第3章 生活安全の確保と警察活動 

2 サイバー犯罪対策の推進基盤の整備

(1) 警察の体制の整備

 〔1〕 警察庁情報技術犯罪対策課の設置
 サイバー犯罪のうち、特にインターネットその他の高度情報通信ネットワークに関係する事犯は、匿名性が高い、こん跡が残りにくい、不特定多数の者に被害が及びやすい、地理的・時間的制約が少ないなどの特性があり、被害が短時間のうちに広範に及びやすく、捜査を行う警察の側においても、複数の都道府県警察や複数の部門にわたって取締りの重複が生じ得るという問題がある。
 このようなサイバー犯罪の脅威が増大していることから、警察庁では、サイバー犯罪の捜査と予防を強力かつ一体的に推進することができるよう、平成16年4月、生活安全局に情報技術犯罪対策課を設置した。

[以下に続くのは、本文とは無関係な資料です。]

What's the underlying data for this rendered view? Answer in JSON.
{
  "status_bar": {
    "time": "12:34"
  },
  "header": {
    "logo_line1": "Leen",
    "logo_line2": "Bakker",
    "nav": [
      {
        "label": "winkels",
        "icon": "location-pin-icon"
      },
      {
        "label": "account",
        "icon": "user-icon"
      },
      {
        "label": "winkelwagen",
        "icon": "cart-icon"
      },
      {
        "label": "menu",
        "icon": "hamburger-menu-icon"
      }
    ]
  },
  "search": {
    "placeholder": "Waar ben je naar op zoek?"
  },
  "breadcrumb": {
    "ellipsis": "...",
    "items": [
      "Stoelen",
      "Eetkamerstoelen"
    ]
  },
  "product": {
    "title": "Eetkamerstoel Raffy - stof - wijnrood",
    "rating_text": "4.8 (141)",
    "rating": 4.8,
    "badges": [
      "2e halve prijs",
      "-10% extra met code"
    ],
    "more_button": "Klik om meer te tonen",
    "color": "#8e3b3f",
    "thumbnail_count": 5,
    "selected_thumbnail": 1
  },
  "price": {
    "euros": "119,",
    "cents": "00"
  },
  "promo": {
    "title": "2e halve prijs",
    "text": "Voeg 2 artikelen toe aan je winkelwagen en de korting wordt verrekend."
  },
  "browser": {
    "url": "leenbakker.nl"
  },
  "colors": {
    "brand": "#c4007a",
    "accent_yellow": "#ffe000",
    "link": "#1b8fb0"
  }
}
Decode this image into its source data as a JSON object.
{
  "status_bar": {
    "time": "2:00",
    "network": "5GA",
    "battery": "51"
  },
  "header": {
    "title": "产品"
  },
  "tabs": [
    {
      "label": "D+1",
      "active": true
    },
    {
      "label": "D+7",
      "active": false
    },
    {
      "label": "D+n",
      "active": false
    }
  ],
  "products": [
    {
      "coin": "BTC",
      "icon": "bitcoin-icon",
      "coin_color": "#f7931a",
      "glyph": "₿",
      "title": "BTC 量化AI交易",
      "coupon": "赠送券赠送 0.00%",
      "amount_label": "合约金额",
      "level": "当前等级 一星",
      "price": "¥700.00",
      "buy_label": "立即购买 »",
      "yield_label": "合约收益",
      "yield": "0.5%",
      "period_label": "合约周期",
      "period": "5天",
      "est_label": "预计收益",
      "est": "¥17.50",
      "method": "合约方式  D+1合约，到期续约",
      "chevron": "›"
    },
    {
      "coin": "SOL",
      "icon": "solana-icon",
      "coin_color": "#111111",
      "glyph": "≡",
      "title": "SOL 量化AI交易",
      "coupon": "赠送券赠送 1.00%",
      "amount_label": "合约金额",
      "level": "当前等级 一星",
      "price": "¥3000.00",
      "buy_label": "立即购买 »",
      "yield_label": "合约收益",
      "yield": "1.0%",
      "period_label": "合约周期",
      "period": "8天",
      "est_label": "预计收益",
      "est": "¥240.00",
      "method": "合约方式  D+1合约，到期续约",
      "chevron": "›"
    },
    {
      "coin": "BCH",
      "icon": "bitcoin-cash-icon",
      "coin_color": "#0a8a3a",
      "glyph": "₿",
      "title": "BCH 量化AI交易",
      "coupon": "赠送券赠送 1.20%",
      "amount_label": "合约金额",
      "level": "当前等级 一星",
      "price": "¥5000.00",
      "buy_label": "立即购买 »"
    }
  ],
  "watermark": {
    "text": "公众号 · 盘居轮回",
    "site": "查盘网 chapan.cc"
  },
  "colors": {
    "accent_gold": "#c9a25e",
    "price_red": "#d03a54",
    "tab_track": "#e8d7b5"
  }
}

同課では、都道府県警察が行うサイバー犯罪捜査の調整を行うほか、産業界や外国関係機関との連携強化、適切な相談対応の実施等の施策を推進している。

 〔2〕 国による技術支援体制の確立
 情報通信技術の発展に伴い、サイバー犯罪に悪用される技術も高度化・複雑化し、その取締りには高度な技術的知見が必要とされるようになっている。このため、16年4月、警察庁では、都道府県(方面)情報通信部に情報技術解析課を設置し、専門的な知識及び技能を有する技術職員を配置するとともに、必要な資機材を整備し、都道府県警察が行うサイバー犯罪の取締りを国が技術面で支援するための体制を確立した。

 〔3〕 都道府県警察の体制整備
 都道府県警察では、サイバー犯罪の取締りや関連施策を効率的に進めるため、各部門が連携の上、サイバー犯罪対策に関する知識及び技能を有する捜査員等により構成される「サイバー犯罪対策プロジェクト」を設置している。また、企業でシステム・エンジニアとしての勤務経験を有する者をサイバー犯罪捜査官として中途採用したり、サイバー犯罪の予防のための広報啓発活動を行う情報セキュリティ・アドバイザーを配置したりするなど、サイバー犯罪対策のための要員の確保に努めている。

 〔4〕 資機材の整備及び教育訓練の実施
 最新の技術や新しい手口を用いたサイバー犯罪に対処するため、インターネット上の情報収集や電磁的記録の解析等を行うための捜査用資機材を整備しているほか、捜査能力向上のための教育訓練を実施している。